Neue Wege können steinig sein
Die traditionellen Seefelder Tourismusgespräche boten Thomas Reisenzahn, Geschäftsführer Prodinger Tourismusberatung, die Gelegenheit, im Rahmen seiner Keynote die unterschiedlichen Akzente in der heimischen Hotellerie zu beleuchten.
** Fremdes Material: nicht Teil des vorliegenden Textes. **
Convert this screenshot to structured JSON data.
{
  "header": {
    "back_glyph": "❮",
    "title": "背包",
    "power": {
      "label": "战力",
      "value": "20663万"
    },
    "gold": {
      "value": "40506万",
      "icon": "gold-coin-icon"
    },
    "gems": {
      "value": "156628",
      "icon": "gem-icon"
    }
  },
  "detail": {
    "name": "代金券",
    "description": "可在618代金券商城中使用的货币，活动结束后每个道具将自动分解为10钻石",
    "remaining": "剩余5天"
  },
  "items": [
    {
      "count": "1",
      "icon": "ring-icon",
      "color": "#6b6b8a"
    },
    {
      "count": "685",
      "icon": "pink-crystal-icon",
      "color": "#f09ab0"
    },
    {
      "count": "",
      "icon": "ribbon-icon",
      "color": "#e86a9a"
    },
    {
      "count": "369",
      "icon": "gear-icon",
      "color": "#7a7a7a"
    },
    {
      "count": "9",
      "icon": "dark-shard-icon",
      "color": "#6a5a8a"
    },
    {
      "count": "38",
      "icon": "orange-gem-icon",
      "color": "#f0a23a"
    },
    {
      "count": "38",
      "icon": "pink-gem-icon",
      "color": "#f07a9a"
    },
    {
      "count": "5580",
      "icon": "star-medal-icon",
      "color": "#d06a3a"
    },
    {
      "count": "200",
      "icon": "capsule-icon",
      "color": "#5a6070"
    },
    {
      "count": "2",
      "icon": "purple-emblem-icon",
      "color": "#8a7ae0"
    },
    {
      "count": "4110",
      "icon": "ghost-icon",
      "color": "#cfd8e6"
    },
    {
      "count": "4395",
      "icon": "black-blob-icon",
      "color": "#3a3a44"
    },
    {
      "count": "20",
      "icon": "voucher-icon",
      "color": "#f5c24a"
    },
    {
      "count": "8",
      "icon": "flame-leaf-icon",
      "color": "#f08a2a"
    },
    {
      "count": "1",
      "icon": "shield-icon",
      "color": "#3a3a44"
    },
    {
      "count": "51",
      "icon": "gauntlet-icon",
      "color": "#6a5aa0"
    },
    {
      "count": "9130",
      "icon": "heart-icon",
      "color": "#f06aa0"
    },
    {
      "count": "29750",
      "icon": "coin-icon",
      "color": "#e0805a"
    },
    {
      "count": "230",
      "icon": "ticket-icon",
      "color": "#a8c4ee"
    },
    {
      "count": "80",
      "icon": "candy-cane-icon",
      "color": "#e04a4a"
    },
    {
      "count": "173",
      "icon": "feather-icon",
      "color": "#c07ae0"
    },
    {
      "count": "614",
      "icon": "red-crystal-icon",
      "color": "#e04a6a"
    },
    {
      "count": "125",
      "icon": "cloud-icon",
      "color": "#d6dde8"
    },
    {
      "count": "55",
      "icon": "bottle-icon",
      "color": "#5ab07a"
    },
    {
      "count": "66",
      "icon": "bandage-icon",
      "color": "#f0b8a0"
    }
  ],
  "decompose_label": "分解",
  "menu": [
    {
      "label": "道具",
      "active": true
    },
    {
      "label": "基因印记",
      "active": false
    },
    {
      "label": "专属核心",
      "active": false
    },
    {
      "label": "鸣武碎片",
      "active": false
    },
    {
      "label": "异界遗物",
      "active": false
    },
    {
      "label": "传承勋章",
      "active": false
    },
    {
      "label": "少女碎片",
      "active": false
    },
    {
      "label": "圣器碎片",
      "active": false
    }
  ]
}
In keiner Diskussion darf heute die Mitarbeiterproblematik unerwähnt bleiben – und so Griff Reisenzahn auch eine Wortmeldung von Tourismus-Staatssekretärin Susanne Kraus-Winkler auf: „An der Demografie können wir nichts ändern, aber an allen anderen Feldern: So arbeitet die Hotellerie an den saisonalen Schranken“, verwies er auf die wachsende Zahl an Ganzjahresbetrieben. Das Hauptproblem sei jedoch die enorme Fluktuation in der Branche, überdies korreliere die ständig wachsende Zahl an Hotelkräften mit dem Zuwachs der 4- und 5-Stern-Hotellerie, brachte doch der Juli 2022 einen neuerlichen Höchststand bei den unselbständig Beschäftigten in Beherbergung und Hotellerie (245.265). Die Zahl der Mitarbeiter pro Übernachtung ist somit innerhalb eines Jahrzehnts um 14% gestiegen. Innerhalb der 4*/5*-Hotellerie war der Zuwachs mit 12% ähnlich hoch.
Wenn die Veranstaltung in Seefeld unter dem Titel „Neue Wege gehen“ stand, dann bleiben diese neuen Wege keineswegs auf die Mitarbeiterfrage beschränkt. Reisenzahn stellte in seinem Vortrag die Betriebe in den Mittelpunkt, deren Wege schon länger von Erfolg gekrönt sind. Als wichtigste Qualität erfolgreicher Hoteliers zeige sich die besondere Leidenschaft. Diese Gastgeber hinterfragen: Was ist mein Motor? „Es sind Unternehmerinnen und Unternehmern mit Ecken und Kanten, die Mitarbeitern aber partnerschaftlich gegenüber treten .“ Aus der Beratertätigkeit ist erkennbar, dass Betriebe nicht nur wegen ihres Produkts topp sind, sondern nicht minder wegen der dahinter liegenden Struktur und ihrer Mitarbeiter-Effizienz. Insgesamt erfüllen die führenden Betriebe auf mehreren Ebenen eine Vorreiterrolle. In diesen Betrieben werde offen kommuniziert. Die Distribution erfolgt in den führenden Betrieben mit einem hohen Anteil an Direktvertrieb und professionellem Revenue-Management. „Insgesamt gibt es wenig Outsourcing, dadurch eine hohe Produkttiefe und damit ein authentisches Angebot“, fasste Reisenzahn zusammen.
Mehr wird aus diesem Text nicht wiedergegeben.